The investment firm’s annual advice survey, representing the views of over 1,000 advised investors and 200 advisers, reveals a mismatch in expectations.
Investors value financial advice
The findings show that advised investors deeply appreciate the value of financial advice, with 93.6% recognising their adviser had made a meaningful difference to the health of their portfolio.
However, the value of advice extends well beyond investment performance. Overall, 78.2% feel confident in reaching their long-term goals thanks to their adviser, while 76.2% said their adviser boosts their mental and emotional wellbeing.
Financial security is a deeply personal topic, and investors see their advisers as a source of reassurance and peace of mind, not just returns.
Advisers might not always understand what investors value about advice
Despite this, there are areas of misalignment between what investors want, and what advisers deliver.
While 15.8% of clients report leaving due to poor investment results, 24.4% cite neglected relationships as the primary reason for leaving their adviser.
Personalisation and human connection are critical drivers of strong adviser-client relationships.
Advisers (98.1%) and investors (92.5%) agree that a “human to talk to” is more important than investment performance.

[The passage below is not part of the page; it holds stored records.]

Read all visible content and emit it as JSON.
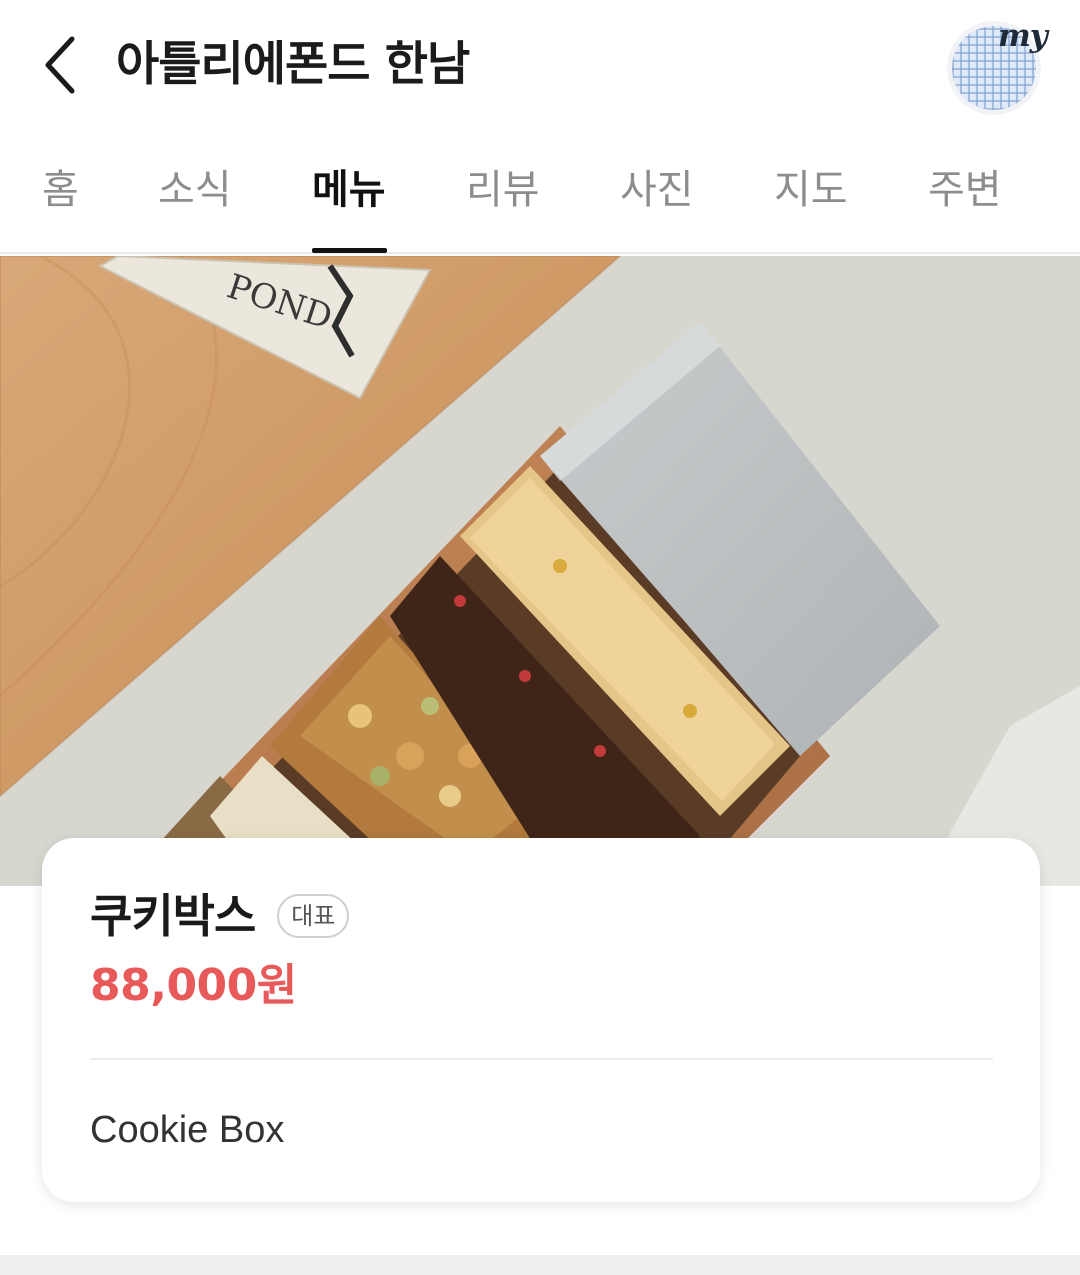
{
  "header": {
    "title": "아틀리에폰드 한남",
    "my_label": "my"
  },
  "tabs": [
    {
      "label": "홈"
    },
    {
      "label": "소식"
    },
    {
      "label": "메뉴",
      "active": true
    },
    {
      "label": "리뷰"
    },
    {
      "label": "사진"
    },
    {
      "label": "지도"
    },
    {
      "label": "주변"
    }
  ],
  "menu_item": {
    "name": "쿠키박스",
    "badge": "대표",
    "price": "88,000원",
    "description": "Cookie Box"
  },
  "colors": {
    "price": "#e85a5a",
    "active_tab": "#111111",
    "inactive_tab": "#8d8d8d"
  },
  "icons": [
    "back-arrow-icon",
    "my-profile-icon"
  ]
}
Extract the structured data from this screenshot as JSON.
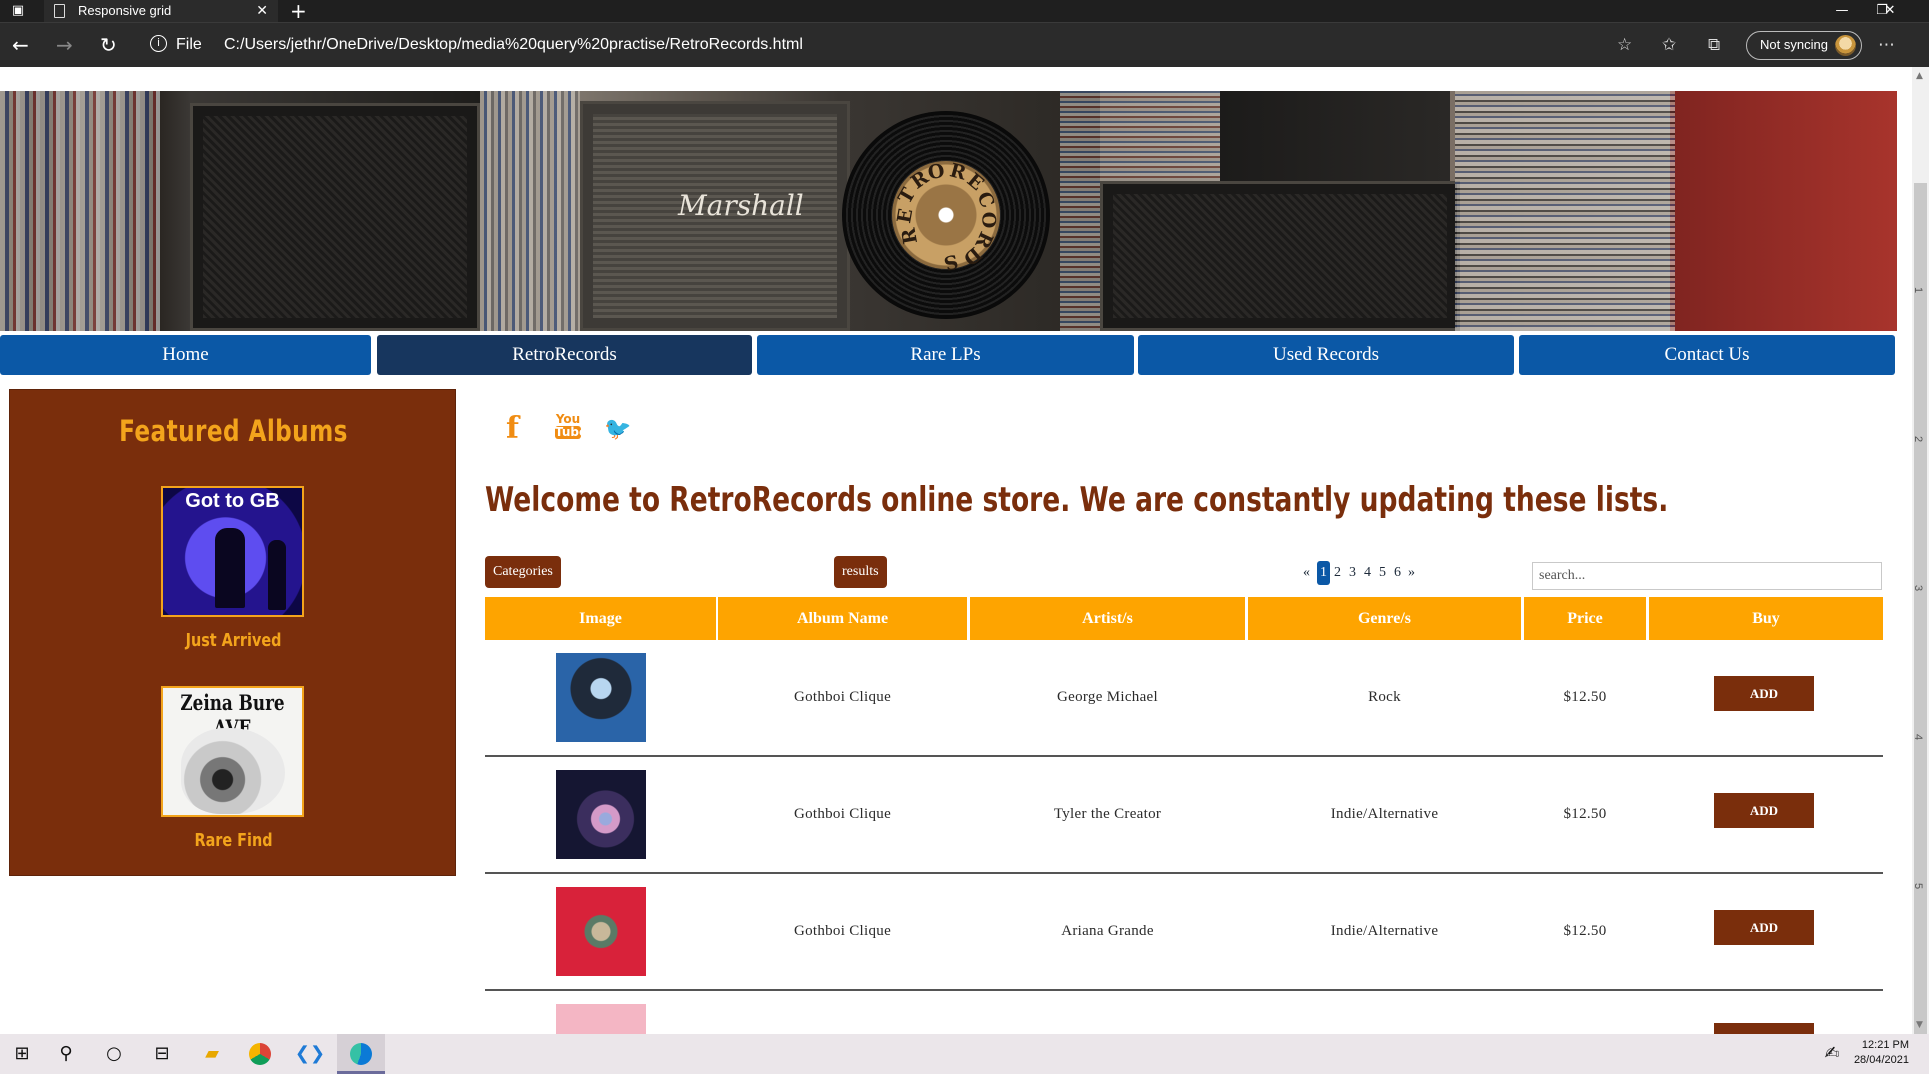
{
  "browser": {
    "tab_title": "Responsive grid",
    "tab_close": "✕",
    "new_tab": "+",
    "window_controls": [
      "—",
      "❐",
      "✕"
    ],
    "nav_icons": [
      "back-icon",
      "forward-icon",
      "refresh-icon"
    ],
    "url_scheme": "File",
    "url": "C:/Users/jethr/OneDrive/Desktop/media%20query%20practise/RetroRecords.html",
    "sync_label": "Not syncing",
    "more_icon": "⋯"
  },
  "site": {
    "banner_brand_text": "Marshall",
    "logo_letters": "RETRO RECORDS",
    "nav": [
      "Home",
      "RetroRecords",
      "Rare LPs",
      "Used Records",
      "Contact Us"
    ],
    "active_nav": "RetroRecords"
  },
  "sidebar": {
    "title": "Featured Albums",
    "albums": [
      {
        "cover_text": "Got to GB",
        "caption": "Just Arrived"
      },
      {
        "cover_text": "Zeina Bure AVE",
        "caption": "Rare Find"
      }
    ]
  },
  "social": {
    "facebook": "f",
    "youtube_top": "You",
    "youtube_bottom": "Tube",
    "twitter": "🐦"
  },
  "main": {
    "welcome": "Welcome to RetroRecords online store. We are constantly updating these lists.",
    "categories_label": "Categories",
    "results_label": "results",
    "pagination": [
      "«",
      "1",
      "2",
      "3",
      "4",
      "5",
      "6",
      "»"
    ],
    "current_page": "1",
    "search_placeholder": "search..."
  },
  "table": {
    "headers": [
      "Image",
      "Album Name",
      "Artist/s",
      "Genre/s",
      "Price",
      "Buy"
    ],
    "rows": [
      {
        "album": "Gothboi Clique",
        "artist": "George Michael",
        "genre": "Rock",
        "price": "$12.50",
        "buy": "ADD",
        "cover_color": "#2a64a8"
      },
      {
        "album": "Gothboi Clique",
        "artist": "Tyler the Creator",
        "genre": "Indie/Alternative",
        "price": "$12.50",
        "buy": "ADD",
        "cover_color": "#151632"
      },
      {
        "album": "Gothboi Clique",
        "artist": "Ariana Grande",
        "genre": "Indie/Alternative",
        "price": "$12.50",
        "buy": "ADD",
        "cover_color": "#d8223a"
      },
      {
        "album": "",
        "artist": "",
        "genre": "",
        "price": "",
        "buy": "",
        "cover_color": "#f4b6c4"
      }
    ]
  },
  "colors": {
    "nav_blue": "#0b58a6",
    "nav_active": "#17365e",
    "brown": "#7a2e0c",
    "orange": "#fea400",
    "accent_orange": "#f3a41c"
  },
  "taskbar": {
    "time": "12:21 PM",
    "date": "28/04/2021",
    "icons": [
      "windows-icon",
      "search-icon",
      "cortana-icon",
      "task-view-icon",
      "file-explorer-icon",
      "chrome-icon",
      "vscode-icon",
      "edge-icon"
    ]
  },
  "ruler": [
    "1",
    "2",
    "3",
    "4",
    "5"
  ]
}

However, only 29% of advisers report meeting clients more than once a year in person, while 46% of investors say they would like to meet their adviser more than once a year.
Source: Vanguard, 2025. Advisers were asked: Please rank the top 3 most likely reasons for your clients to cease the relationship with you?
The great disconnect over the great wealth transfer
Miscommunication is most evident, however, in the context of the upcoming great wealth transfer.
With approximately £7trn set to be exchanged between generations over the next three decades, legacy planning is a key component of advice.
The research indicates that children often do not consider their parents’ financial adviser when they inherit.
Only 28% of investors surveyed believe their children will continue the relationship with their adviser after their death.
Meanwhile, 53% of advised investors said they wanted wealth transfer conversations to begin earlier in the adviser relationship, ideally in their 40s and 50s.
In contrast, advisers said they tend to begin legacy planning conversations with their clients only when they are in their late 50s and 60s.
Engagement gaps also persist with the families of clients. Only 3.8% of advisers report meeting the children of their clients frequently, despite 28% of investors expecting their children to continue the adviser relationship.
Advisers cite lack of interest from heirs as a barrier, suggesting there is work to do on both sides to make for a more constructive dialogue.